Arnavutların Osmanlı’ya karşı direnişinin sembolik ismi İskender Bey, Osmanlı’nın genişlemesine karşı Balkanlar’daki en güçlü direnişi organize eden liderlerden biri olarak tarihe geçti. 1443 yılında başlattığı direniş, 1468 yılında, sıtmadan ölene kadar sürmüştür.

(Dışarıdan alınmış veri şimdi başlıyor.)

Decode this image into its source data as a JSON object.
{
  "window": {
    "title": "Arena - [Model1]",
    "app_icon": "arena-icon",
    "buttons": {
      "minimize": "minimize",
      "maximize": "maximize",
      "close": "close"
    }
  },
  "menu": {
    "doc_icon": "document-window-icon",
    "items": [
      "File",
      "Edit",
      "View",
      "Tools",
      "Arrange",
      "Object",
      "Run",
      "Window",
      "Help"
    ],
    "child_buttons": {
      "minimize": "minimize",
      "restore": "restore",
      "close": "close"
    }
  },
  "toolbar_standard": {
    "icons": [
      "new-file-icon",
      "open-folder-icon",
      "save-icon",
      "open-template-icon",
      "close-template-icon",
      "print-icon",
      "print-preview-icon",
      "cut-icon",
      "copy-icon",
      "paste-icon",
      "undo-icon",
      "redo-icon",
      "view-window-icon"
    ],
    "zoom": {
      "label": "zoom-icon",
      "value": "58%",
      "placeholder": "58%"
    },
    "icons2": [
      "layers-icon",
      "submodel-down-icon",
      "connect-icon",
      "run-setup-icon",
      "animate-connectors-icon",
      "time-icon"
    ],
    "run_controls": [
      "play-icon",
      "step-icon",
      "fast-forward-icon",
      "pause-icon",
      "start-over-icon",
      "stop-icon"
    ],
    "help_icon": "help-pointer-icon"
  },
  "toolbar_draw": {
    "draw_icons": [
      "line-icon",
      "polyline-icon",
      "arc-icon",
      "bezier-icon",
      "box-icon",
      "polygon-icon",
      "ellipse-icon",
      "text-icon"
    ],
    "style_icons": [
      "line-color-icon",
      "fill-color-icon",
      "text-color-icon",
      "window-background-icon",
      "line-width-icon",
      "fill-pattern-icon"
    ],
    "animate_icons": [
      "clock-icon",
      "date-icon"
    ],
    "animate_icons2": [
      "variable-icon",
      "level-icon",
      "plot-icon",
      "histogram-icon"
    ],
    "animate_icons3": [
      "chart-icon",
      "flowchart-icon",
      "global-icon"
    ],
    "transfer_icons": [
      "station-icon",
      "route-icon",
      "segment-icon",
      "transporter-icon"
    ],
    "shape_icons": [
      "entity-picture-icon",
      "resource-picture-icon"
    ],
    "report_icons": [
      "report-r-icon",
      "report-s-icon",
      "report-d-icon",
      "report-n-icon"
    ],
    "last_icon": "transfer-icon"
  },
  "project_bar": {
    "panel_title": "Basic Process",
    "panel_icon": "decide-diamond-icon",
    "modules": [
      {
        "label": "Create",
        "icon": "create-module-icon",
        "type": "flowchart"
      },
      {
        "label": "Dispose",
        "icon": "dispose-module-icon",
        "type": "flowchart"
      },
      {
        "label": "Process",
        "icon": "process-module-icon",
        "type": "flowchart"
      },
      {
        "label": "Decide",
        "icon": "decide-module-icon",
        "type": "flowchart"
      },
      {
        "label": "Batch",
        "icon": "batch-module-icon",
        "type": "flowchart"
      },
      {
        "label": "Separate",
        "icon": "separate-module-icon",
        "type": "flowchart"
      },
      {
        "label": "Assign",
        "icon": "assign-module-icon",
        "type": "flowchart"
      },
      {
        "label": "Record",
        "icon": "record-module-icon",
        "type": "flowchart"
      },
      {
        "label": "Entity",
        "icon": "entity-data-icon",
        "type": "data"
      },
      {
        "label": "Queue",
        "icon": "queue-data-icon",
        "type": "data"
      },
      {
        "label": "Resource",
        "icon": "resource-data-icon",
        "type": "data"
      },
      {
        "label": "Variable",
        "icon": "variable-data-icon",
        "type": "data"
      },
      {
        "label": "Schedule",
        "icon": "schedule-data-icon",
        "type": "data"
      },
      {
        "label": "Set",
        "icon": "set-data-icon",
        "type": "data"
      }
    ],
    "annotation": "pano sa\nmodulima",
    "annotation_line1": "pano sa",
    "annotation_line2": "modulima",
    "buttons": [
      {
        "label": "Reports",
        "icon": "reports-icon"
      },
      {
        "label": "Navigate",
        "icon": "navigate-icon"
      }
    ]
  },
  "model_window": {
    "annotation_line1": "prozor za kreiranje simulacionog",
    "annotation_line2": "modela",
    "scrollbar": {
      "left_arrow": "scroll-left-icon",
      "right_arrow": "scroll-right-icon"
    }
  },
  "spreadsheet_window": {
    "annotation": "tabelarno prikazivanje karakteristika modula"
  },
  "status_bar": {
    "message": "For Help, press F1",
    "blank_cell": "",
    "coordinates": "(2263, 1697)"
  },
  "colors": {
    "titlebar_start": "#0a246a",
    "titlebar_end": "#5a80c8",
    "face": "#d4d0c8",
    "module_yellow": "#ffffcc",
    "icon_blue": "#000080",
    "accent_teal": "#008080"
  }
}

Osmanlı’nın Arnavutluk üzerindeki hâkimiyetini geciktiren bu direniş, aynı zamanda Batı’ya doğru genişleme sürecini de durdurmuştur. İskender Bey, Osmanlı’ya karşı birleşik bir Arnavut hareketi yaratmayı başarmış ve direnişi daha geniş bir Balkan bağlamına taşımıştır.
Osmanlı’nın işgal süreci ve “Kadim Halk” kavramı
İskender Bey’in ölümünden sonra Osmanlı, Arnavutluk’u tamamen kontrol altına almak için uzun süren bir mücadeleye girişmiştir. 1571 yılına kadar parça parça ilerleyen bu süreç sonunda Arnavutluk toprakları Osmanlı’nın sömürgesi haline gelmiştir. Bu dönemde, Osmanlı’nın “kadim halklar” olarak nitelendirdiği Arnavutlar, Osmanlı bürokrasisinde ve ordusunda üst düzey pozisyonlarda yer aldı. Ancak bu durum, Arnavut halkı arasında Osmanlı’yı meşru gören bir kesim oluştururken, diğer taraftan bağımsızlık yanlılarını da mücadeleye yöneltmiştir.
Prizren Ligi ve Arnavutların birleşme çabası
19. yüzyılın sonlarına doğru Arnavutlar arasında ulusal bağımsızlık fikri güçlenmeye başladı. 1878’de kurulan Prizren Ligi (Lidhja e Prizrenit), Arnavutların Osmanlı’ya karşı en önemli ulusal hareketlerinden biri oldu. Prizren Ligi, Osmanlı’nın Balkanlar’daki topraklarını koruma çabasına karşı Arnavutların kendi topraklarını birleştirme ve özerklik taleplerini dile getiren bir platformdu. Ancak Osmanlı, Prizren Ligi’ni kanlı bir şekilde bastırarak bu birleşme çabasını sekteye uğrattı.
Prizren Ligi’nin Talepleri
- Arnavutların yaşadığı vilayetlerin (Kosova, Manastır, Yanya ve İşkodra) birleşmesi.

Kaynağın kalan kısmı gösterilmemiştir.